Yes, God does want us to have close relationships, but can you be happy if God is the ONLY friend you have for now? If you can't be, then that means you are looking to the "world" instead of God to meet your needs. If you are praying, "God, I am so unhappy, and I can't be happy unless you give me a friend," how do you think this makes God feel? You are saying, in essence, "God, you aren't enough. I need more." If this is your thinking, don't you think it is possible that this is why God hasn't given you the friend or partner you are seeking?
If you trust in God and are happy with where He has you now, on the way to where He will eventually take you, it will strengthen your relationship with the Lord, and make your later friendships and partnerships healthy ones rather than unhealthy ones.
However, if you try and step ahead of God's perfect timing, and pick relationships (i.e. a spouse) that God has not ordained, I can GUARANTEE that if you think you are miserable now, it will be nothing like you will feel when you are stuck in a relationship that you should never have entered into in the first place. I saw many examples of this when this ministry began in chat rooms, which inevitably drew the lonely. Over and over, I saw people enter into these obviously not God-ordained relationships out of loneliness, later to deeply regret having ever done so.
Friends, Paul considered being single as a gift from God (1 Cor 7:7), and said in his opinion that it was BETTER to be single (1 Cor 7:40). Being single does have advantages. You can live independently, doing what you want, when you want. The Bible says you can more fully serve the Lord by being single (1 Cor 7:32-35). You don't have to be distracted and worried by the things that come with being married such as finances, their health, making time for them, etc...
OK, now let me conclude by giving you some ideas you can use to make some friendships if you are lonely. A good Bible preaching church is a great start. Introduce yourself, get to know people. Get involved in Bible studies or small groups with the church. They are a great way to get connected more intimately with people. If you are unable to go to church for some physical reason, consider having a Bible study or small group in your home or just invite someone in your church over to pray with you and fellowship. The old saying goes, "the best way to get a friend is to be a friend." Be there for people who need a friend, be willing to listen.

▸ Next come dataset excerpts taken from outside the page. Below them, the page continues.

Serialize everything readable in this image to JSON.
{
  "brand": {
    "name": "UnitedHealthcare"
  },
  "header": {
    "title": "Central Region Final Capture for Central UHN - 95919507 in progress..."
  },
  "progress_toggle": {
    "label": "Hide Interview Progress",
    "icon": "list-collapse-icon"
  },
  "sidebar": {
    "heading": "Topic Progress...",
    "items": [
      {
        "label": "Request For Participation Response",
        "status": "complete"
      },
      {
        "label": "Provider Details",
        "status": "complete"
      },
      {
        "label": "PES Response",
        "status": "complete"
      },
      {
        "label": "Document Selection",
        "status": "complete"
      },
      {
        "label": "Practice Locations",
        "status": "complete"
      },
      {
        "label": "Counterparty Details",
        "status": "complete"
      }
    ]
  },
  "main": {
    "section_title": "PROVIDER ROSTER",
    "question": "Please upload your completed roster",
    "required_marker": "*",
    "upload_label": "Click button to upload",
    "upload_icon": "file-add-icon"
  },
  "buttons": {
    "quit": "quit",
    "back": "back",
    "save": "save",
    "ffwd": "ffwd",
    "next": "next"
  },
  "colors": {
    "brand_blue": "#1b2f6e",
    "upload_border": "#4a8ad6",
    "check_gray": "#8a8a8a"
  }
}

People love a listener, and those who are GENUINELY interested in their families, pets, hobbies, problems, etc... You will make people feel special and appreciated, and it becomes a good way to cultivate friendships.
There are also SO many opportunities to help others by witnessing and sharing your faith. Visit shut-ins, visit those in nursing homes, get involved in prison ministries, help feed the hungry, take in a stranger, etc... Jesus told us to do things like this in (Mt 25:34-45). It is an act of obedience as well as a blessing.
If you are a person reading this that has never accepted Jesus as Lord and and Savior, PLEASE allow Him to fill this void in your life. You can do this today! Please see our Plan of Salvation link if you want a friend who is ALWAYS there for you.
(Jn 14:23) Jesus answered and said unto him, If a man love me, he will keep my words: and my Father will love him, and we will come unto him, and make our abode with him.
(James 4:8) Draw nigh unto God and he will draw nigh to you.